"Women never complain about incidents of sexual violence because you don't want someone to say 'Well, women shouldn't be out there,'" Logan said in the "60 Minutes" interview. "But I think there are a lot of women who experience these kinds of things as journalists and they don't want it to stop them from doing their job because they do it for the same reasons as we: they're committed to what they do."
Trauma in the line of duty can make it difficult for victims to return to work, Klapow said.
"It's common for police, firefighters, railroad conductors after there's been an accident; sometimes people aren't able to return to that job. Not that they can't work, but that job can become too much of a trigger," Klapow said, describing the tendency of traumatic experiences to cause flashbacks in similar situations.

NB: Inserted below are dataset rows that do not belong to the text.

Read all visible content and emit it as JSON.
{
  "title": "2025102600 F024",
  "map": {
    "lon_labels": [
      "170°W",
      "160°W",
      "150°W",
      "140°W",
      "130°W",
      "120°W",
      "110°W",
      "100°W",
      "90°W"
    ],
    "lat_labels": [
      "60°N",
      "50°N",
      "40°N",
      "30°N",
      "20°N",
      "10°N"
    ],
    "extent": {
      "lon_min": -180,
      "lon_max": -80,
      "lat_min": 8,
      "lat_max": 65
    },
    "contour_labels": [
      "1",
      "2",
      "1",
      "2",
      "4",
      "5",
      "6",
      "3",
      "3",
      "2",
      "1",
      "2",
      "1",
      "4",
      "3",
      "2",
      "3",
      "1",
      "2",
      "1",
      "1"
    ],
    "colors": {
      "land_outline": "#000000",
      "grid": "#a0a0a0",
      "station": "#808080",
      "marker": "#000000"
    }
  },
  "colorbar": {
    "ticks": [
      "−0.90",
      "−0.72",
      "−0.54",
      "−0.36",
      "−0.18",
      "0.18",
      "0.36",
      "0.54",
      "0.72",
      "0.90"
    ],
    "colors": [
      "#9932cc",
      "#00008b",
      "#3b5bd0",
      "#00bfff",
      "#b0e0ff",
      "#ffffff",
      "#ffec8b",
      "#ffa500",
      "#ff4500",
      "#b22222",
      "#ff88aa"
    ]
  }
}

Although Klapow couldn't comment on Logan specifically, he said it's "entirely plausible that someone who has gone through what she has could suffer from post-traumatic stress syndrome," adding that sexual violence can also impact relationships and intimacy.
"While this was in no way an intimate act, the two are tied together," he said. "It's not unfathomable that she could have issues with physical intimacy."
Logan, who returned to work at CBS News Wednesday, said she doesn't plan on giving more interviews on the attack -- a decision that Klapow called "protective."
"Dealing with trauma like this doesn't necessarily mean talking about your trauma over and over," Klapow said. "As a psychologist I applaud her for coming forward and telling her story, but I also support her in her wish not to make this her life cause."